Den Verbündeten bot sich jetzt Gelegenheit, mit einem Schlage den größten Teil der englischen Seestreitkräfte zu vernichten. Guichen, der in Person die Stellung des Feindes erkundet hatte, sprach sich in einem Kriegsrate der Flaggoffiziere begeistert für rücksichtslosesten Angriff aus und La Motte-Picquet sowie der spanische Admiral Don Vincent Droz schlossen sich ihm mit Entschiedenheit an. Aber Cordoba war anderer Ansicht, und als der Chef d'Escadre de Bausset, ein besonders leidenschaftlicher Anhänger des Handelskrieges, dafür eintrat, den Kampf zu meiden und statt dessen lieber die englischen Konvois abzufangen, stimmte er ihm zu, und seinem Beispiele folgten die übrigen spanischen Flaggoffiziere. Cordoba führte jedoch auch diese Aufgabe nicht durch; möglich, daß er die herankommende Zeit der Herbststürme fürchtete, da wie 1779 seine Schiffe in schlechter Verfassung waren und der Gesundheitszustand der Besatzungen zu wünschen übrig ließ. Am 5. September gab er in der Nähe von Ouessant Befehl zur Auflösung der Flotte trotz der Bitten Guichens, wenigstens noch einige Zeit gegen die englischen Konvois und zum Schutz gleichfalls erwarteter französischer zu kreuzen. Er segelte mit seinen 30 Schiffen, sowie 9 französischen nach Cadiz und entließ Guichen mit dem Rest nach Brest.
Johan Arnold Zoutman.
Hollands Eintreten in den Krieg. Die Schlacht auf der Doggerbank, 5. August 1781. Holland[155] hatte mit Ausbruch des Krieges, Ende Dezember 1780, seinen Handelsschiffen verboten, ohne Erlaubnis die Heimatshäfen zu verlassen; teils um sie vor Aufbringen durch die Engländer zu bewahren, teils um ihre Besatzungen für die Kriegsschiffe heranziehen zu können.
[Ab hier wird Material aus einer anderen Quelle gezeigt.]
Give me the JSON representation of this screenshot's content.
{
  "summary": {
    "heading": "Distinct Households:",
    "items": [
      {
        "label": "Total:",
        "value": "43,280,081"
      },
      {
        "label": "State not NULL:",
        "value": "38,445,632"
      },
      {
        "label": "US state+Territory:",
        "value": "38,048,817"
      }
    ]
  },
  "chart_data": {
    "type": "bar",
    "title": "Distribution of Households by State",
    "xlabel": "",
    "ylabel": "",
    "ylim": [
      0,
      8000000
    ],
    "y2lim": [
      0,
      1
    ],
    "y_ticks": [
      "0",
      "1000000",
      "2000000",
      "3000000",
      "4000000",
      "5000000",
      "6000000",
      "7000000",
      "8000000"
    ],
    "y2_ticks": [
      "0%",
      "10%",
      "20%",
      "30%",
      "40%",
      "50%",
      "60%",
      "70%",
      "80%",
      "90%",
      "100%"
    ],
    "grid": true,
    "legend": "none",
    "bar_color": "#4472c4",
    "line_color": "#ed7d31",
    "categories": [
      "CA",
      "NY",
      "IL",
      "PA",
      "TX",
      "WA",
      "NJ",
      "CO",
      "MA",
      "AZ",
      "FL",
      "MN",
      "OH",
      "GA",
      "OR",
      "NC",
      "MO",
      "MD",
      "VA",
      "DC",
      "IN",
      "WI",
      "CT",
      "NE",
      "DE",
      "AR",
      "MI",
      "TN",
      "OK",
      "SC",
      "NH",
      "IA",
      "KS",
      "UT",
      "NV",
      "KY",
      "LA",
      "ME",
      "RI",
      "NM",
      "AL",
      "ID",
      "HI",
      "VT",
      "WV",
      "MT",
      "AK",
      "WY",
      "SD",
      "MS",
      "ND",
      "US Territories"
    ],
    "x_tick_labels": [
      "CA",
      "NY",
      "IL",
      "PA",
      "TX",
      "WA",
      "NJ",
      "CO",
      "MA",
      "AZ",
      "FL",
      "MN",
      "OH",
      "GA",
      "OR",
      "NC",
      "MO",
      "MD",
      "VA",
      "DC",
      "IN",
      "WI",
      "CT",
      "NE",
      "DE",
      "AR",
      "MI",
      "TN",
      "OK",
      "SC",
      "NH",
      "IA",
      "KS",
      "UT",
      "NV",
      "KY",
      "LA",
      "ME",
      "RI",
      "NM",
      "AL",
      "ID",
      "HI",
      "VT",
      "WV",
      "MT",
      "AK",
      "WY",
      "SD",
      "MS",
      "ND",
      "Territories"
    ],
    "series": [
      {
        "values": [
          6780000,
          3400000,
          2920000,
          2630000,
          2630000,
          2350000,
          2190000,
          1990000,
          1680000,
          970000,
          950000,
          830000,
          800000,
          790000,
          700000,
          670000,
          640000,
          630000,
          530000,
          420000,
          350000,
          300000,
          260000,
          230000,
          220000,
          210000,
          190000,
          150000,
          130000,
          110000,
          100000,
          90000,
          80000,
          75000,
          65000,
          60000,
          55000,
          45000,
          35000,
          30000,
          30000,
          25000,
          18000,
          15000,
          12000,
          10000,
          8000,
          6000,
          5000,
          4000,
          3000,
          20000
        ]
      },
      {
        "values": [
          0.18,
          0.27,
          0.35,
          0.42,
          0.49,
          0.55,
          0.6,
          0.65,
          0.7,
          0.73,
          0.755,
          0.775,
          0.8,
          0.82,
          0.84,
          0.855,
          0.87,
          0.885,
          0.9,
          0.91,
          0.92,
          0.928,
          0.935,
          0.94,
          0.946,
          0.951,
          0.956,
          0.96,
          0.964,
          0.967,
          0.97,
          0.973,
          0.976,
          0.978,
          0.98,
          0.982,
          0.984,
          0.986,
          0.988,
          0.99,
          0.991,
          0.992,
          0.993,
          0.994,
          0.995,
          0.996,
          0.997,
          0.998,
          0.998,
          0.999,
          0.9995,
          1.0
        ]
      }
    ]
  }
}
Ferner wurde zur Warnung schleunigst an alle Kriegsschiffe in fernen Gewässern, sowie an die Kolonien die Nachricht vom Ausbruch des Krieges gesandt; die Botschaft traf jedoch an den meisten Orten zu spät ein. Von den 69 Kriegsschiffen Hollands befanden sich 51 im Dienst oder doch zu sofortiger Indienststellung bereit. Aber schon bald fielen einige in Feindeshand, andere wurden im Auslande vom Gegner blockiert gehalten, so daß in Holland selber im Januar 1781 nur 33 Schiffe — darunter 11 Linienschiffe, nämlich 2 zu 70 und 74 Kanonen, 2 zu 60 und 68, 7 zu 50–54 — bereitstanden, und auch diese waren nur mangelhaft ausgerüstet und bemannt. Der Versuch, fertige Schiffe in den Staaten der „Bewaffneten Neutralität“, besonders in Dänemark und Schweden, zu kaufen, scheiterte wohl infolge englischer Einwirkung.